**Thanks for the ARC, P.S. Literary!**
When twenty-something Elsie and Ben elope after six months, they can't imagine slowing down their intense love, but the ink isn't dry on the marriage certificate when Ben dies.
This book. Just this book.
Story time! (Please don't tell me you thought--just ssh.)
Back when the official summary was released, I went over and read it. As a writer of fantasy, the word 'forever' catches your eye wherever it's used.
The summary? It made me cry.
I felt stupid, naturally but I quickly threw the book into my TBR. Even if I didn't read adult and not much contemp.
And I wasn't big on the whole girly friendship shiz either. I'm not some special snowflake on feeling iffy about reading some shallow girl recovery with some stupid alcoholic drinks and strippers.
I love Sex and the City but not everyone can write female friendships without making the women mindless tramps.
This book just--okay, so I saw the cover and we know me. We know how picky I am. We know how merciless I can be, slamming the art basics into people's faces. (Okay, maybe I don't do that, but still.)
This cover just...It's perfect. Just adorable the way the title curls around the rings (one ring cracked if you look closely.)
It's a soft blue with mustard gold rings.
Just pretty and wonderful.
More points for the book. But still, I was cautious. Books and movies and all sorts of artsy stuff can be hit and miss.
Especially me. I don't know what it is but I will put a book down no matter how far I'm into it. One wrong word, one banana peel and I toss the book over my shoulder.
I really wanted to love this book. I wanted to read a good romance novel with a realistic happy ending. (Not to bash the romance peeps--because I have a ton of romances I love--what are the chances I fall in love with a twenty-something doctor billionaire who has land on the moon and a knack for the sack? Mm. I don't do math well enough to know.)
So this could be the one. I'm not for romance-centered plots. I don't always enjoy them and grieving I know. Tragedy and death and that stuff I write and watch and sometimes, as every human does, I experience.

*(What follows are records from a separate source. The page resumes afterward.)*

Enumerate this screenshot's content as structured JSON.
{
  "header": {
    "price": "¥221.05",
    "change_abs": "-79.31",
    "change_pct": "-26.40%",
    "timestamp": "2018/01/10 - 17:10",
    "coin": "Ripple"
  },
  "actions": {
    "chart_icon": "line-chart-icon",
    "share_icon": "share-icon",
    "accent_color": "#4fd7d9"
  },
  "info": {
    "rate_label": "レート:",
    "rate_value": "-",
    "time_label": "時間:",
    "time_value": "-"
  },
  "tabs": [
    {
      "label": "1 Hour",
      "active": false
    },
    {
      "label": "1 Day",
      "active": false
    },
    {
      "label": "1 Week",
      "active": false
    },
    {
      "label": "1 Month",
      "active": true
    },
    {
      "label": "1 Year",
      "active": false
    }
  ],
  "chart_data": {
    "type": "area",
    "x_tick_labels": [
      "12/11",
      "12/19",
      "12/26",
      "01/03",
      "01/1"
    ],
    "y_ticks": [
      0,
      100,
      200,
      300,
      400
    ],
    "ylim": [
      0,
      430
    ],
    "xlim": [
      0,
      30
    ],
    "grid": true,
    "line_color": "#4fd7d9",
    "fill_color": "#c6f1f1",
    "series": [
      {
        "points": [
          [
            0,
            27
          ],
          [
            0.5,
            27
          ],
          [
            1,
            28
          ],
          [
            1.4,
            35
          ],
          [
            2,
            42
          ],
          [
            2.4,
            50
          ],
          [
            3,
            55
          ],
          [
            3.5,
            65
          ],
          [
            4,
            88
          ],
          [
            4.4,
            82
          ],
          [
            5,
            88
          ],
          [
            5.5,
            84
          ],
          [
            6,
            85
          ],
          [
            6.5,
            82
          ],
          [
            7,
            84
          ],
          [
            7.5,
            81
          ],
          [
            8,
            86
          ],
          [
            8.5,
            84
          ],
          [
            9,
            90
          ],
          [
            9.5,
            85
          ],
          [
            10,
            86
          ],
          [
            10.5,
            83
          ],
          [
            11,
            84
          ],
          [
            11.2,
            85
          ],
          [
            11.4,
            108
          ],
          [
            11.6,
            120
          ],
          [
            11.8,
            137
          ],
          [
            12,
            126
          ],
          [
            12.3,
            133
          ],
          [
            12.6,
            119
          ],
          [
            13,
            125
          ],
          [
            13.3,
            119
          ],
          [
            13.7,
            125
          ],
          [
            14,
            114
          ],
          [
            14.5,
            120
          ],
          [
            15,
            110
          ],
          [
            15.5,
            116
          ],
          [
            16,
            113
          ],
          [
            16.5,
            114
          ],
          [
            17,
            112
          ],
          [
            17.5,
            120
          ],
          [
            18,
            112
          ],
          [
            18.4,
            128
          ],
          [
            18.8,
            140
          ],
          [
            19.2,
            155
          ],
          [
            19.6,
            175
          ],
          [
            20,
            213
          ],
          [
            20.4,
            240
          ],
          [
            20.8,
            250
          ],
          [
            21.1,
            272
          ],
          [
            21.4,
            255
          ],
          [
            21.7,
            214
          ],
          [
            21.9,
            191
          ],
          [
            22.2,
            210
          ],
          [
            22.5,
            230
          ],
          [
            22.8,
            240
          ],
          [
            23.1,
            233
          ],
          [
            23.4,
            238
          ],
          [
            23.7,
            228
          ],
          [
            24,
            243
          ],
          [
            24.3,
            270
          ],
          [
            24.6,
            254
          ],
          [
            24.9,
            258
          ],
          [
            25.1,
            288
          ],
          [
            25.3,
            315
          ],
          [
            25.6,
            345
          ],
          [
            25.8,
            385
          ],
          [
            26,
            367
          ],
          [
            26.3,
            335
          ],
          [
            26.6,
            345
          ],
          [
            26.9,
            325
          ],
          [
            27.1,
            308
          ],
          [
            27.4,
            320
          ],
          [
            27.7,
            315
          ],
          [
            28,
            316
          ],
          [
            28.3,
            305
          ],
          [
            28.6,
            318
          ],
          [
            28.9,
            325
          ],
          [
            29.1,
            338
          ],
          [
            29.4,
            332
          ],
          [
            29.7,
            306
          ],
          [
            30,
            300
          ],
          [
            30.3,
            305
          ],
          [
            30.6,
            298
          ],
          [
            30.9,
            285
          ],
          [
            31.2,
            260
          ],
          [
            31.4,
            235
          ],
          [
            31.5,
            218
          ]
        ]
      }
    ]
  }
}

Still, I waited. I checked out the author, the wonderful Taylor Jenkins Reid on Twitter. I looked at the release date of her debut a few times, thought of the publisher as if I could figure out what to expect.
I went back to regular life. UNTIL the amazing happened.
It's one of those moments. Right place, right time. P.S. Literary offered to giveaway ARCs to the first five (or something close to that) tweeters who knew what date Forever came out and through which publisher.
I checked quickly, tweeted, and I was almost sure I was too late. Deflated, I reminded myself that come July (which was an eternity away) would come soon enough and my birthday was before that.
I could cash in the birthday for a brand new book. (BOOKS.)
But then P.S. was like, "GIVE ME YOUR INFO." And I died. I screamed, I flailed, I reported in, I worried, I watched, I waited.
The day it came in, I realize I was terrified of losing this ARC. As if losing it would unravel this country.
Did I mention? First real world ARC!
I danced with my book, serenaded with it, spoke sweet things to it, then I cracked it open and cried down my shirt.
I hate to admit it, but it's true. I cried so hard, so much in the first few chapters IN FRONT OF WINDOWS.
I'm sure the neighbors thought I was high. I'd be cackling one moment then crying "no" the next.
Reid has this amazing grip on readers. She controls when and what you feel but you're never anything other than with Elsie.
And for those of you who haven't lost anyone in any way (vampires,) this is exactly what happens when you lose someone.
Her storytelling is so intimate, so raw that if you have experienced grief, it almost feels like betrayal.
She gives away what goes through our heads, what we feel, how we act and the fact that as we grieve, we *know* what we're doing.
I know, I know.
And I'm sure some of you want to step away from this intensity but I beg to differ. As a society, we fluff up grief in our entertainment so that when grief happens in real life, we don't know how to handle it.
But death happens every day, to everyone. Not in the same day, but you get it.
And, as Forever, Interrupted reminds us, we survive.
I loved this book so much. I may have spammed everyone related to the book. (Sorry! I swear I'm the harmless kind of weird.)
The friendship was just so real and so...ugh. It's crazy but I wanted the fluff. I could hear and feel what happened as if it was real life.
So awesome. I love the ending. I truly do.
This is Taylor Jenkins Reid's first novel and I'm dying for her next. You will be too.
Out of five stars, I give her seven.
Forever, Interrupted comes out July 9, 2013 from Washington Square Press (Simon & Schuster.)